United Nations experts have recommended that CDM carbon credits could be earned from cutting energy use in computer data centers, charcoal production and isolated electricity installations, Point Carbon said.
SouthPoint Wind has sued the Canadian and Ontario governments for $1 billion in damages for confiscation of its property and assets, $100 million for failure to negotiate in good faith, and another $100 million for punitive, aggravated and exemplary damages. SouthPoint is suing the province, three provincial ministries, Environment Canada, Hydro One and the Ontario Power Authority for declaring a moratorium on offshore wind farms, the Penticton Herald said.
A Romanian court annulled the Rosia Montana, Romania town zoning plan, striking a blow to Canadian-owned Rosia Montana Gold Corporation’s plan for Europe’s largest open-cast gold mine. Opponents say the four gold quarries, which would extract 314 tons of gold and 1,500 tons of silver with cyanide, would harm four mountaintops and three villages, Reuters reports.
Chevron and Transocean are being sued for $22 billion in environmental damages in Brazil, double initial claims, after a federal prosecutor filed a second lawsuit over oil spills off the nation’s coast. The second suit is related to leaks discovered in March at Frade, the second incident at the offshore oil project, Bloomberg said.
The courts in Aceh, Indonesia, threw out the case against Indonesian palm oil company PT Kallista Alam brought by the Indonesian Forum for the Environment, seeking to protect a peat forest and endangered orangutans. Judges said the complainants should first have sought mediation with the company. An appeal is expected, the Sydney Morning Herald said.

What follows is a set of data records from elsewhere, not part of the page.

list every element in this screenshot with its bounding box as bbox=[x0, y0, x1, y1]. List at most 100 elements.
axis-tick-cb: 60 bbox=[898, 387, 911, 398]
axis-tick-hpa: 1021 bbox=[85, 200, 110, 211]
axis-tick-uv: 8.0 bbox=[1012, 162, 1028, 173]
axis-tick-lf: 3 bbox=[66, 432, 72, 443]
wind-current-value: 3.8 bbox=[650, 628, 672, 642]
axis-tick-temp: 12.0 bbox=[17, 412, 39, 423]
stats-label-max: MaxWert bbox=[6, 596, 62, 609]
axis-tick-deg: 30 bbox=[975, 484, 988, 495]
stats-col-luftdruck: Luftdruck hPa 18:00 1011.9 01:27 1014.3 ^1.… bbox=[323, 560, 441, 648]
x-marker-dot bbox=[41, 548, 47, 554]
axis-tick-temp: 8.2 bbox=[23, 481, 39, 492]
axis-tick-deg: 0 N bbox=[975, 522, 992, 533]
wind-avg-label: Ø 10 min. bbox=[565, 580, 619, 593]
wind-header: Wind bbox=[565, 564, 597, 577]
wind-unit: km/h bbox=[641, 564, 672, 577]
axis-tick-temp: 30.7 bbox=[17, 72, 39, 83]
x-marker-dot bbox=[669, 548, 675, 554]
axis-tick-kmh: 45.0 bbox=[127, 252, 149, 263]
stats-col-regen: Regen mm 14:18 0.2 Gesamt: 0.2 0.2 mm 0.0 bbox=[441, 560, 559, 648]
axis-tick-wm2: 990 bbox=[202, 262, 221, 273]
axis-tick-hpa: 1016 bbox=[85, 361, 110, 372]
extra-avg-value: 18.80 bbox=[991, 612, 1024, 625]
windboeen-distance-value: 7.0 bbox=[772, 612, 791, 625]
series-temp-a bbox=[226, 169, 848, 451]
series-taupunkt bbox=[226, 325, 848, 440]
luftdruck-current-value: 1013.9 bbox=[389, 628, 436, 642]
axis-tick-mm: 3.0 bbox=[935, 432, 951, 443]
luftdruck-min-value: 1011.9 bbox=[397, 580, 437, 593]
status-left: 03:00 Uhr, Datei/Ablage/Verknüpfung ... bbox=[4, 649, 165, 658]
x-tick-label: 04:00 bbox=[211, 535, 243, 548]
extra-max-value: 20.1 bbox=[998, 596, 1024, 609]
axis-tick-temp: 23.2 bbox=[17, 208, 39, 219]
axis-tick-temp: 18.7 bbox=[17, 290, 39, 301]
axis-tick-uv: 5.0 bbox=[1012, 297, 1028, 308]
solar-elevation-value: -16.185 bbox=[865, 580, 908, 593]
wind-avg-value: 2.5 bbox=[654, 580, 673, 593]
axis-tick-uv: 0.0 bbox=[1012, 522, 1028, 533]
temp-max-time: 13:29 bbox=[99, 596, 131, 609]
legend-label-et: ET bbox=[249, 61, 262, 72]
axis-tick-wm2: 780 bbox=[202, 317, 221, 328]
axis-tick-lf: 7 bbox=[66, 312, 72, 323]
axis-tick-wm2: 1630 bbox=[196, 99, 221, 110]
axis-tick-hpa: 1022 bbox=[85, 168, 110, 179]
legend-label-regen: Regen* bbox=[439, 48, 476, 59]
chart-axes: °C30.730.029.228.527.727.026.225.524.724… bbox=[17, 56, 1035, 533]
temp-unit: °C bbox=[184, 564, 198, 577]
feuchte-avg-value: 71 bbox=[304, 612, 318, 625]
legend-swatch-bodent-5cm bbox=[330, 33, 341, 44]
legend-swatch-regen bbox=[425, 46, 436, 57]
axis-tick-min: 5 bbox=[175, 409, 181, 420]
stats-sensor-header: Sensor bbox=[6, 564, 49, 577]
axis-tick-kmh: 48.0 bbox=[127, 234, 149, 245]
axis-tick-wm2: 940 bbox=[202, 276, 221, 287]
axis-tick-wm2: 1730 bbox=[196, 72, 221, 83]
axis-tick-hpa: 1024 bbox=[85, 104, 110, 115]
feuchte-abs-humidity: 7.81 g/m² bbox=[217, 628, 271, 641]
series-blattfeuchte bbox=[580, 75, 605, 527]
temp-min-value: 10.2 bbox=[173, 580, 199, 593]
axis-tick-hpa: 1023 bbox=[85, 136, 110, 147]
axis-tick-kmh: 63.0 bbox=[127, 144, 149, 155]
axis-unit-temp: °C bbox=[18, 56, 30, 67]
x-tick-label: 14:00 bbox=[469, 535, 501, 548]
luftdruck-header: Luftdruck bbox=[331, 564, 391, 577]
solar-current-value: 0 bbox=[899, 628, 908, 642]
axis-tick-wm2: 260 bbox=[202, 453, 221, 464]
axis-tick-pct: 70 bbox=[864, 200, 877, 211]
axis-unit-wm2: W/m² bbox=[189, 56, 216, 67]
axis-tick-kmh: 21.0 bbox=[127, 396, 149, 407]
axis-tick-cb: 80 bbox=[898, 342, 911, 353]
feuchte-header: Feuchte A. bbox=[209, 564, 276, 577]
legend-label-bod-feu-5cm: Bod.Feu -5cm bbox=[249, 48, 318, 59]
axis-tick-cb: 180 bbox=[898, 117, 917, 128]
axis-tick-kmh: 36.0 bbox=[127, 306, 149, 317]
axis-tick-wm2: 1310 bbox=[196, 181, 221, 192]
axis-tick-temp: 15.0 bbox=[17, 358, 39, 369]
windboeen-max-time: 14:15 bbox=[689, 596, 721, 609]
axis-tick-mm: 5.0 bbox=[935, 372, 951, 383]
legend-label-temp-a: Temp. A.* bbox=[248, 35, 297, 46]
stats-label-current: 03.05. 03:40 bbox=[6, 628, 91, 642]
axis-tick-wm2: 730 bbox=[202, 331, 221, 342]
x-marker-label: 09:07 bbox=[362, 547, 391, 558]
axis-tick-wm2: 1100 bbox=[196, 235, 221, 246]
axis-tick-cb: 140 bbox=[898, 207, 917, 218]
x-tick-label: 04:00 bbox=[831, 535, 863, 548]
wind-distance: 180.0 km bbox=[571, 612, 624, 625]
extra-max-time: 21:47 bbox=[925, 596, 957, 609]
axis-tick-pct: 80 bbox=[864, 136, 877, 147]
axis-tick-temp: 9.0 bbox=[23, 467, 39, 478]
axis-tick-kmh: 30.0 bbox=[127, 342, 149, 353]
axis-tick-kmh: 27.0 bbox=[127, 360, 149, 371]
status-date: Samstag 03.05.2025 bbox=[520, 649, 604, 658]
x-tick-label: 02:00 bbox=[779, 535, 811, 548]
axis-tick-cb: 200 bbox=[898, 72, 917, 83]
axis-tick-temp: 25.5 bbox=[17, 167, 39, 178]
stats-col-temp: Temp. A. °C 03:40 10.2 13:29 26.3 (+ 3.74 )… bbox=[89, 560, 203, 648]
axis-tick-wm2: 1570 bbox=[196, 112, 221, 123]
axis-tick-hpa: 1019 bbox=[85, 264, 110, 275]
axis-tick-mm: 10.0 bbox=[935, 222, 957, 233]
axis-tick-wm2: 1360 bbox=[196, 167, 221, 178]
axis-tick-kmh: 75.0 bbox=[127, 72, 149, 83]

Cosmoflex, a manufacturer of rubber and plastic hoses and belts, has agreed to pay an $80,000 civil penalty to settle claims related to the public reporting of toxic chemicals at its manufacturing facility in Hannibal, Mo. The company failed to conduct Toxic Release Inventory reporting for antimony, barium and zinc compounds for calendar years 2007, 2008 and 2009, the EPA said.
The Duvall Development Co., Duvall & Son Livestock, and the president of both companies, Jeffrey H. Duvall, will pay a $30,000 penalty and purchase five acres of the Chattahoochee National Forest in order to resolve federal Clean Water Act violations. The EPA said the defendants encased portions of four tributaries of a creek on their property in Clayton, Ga.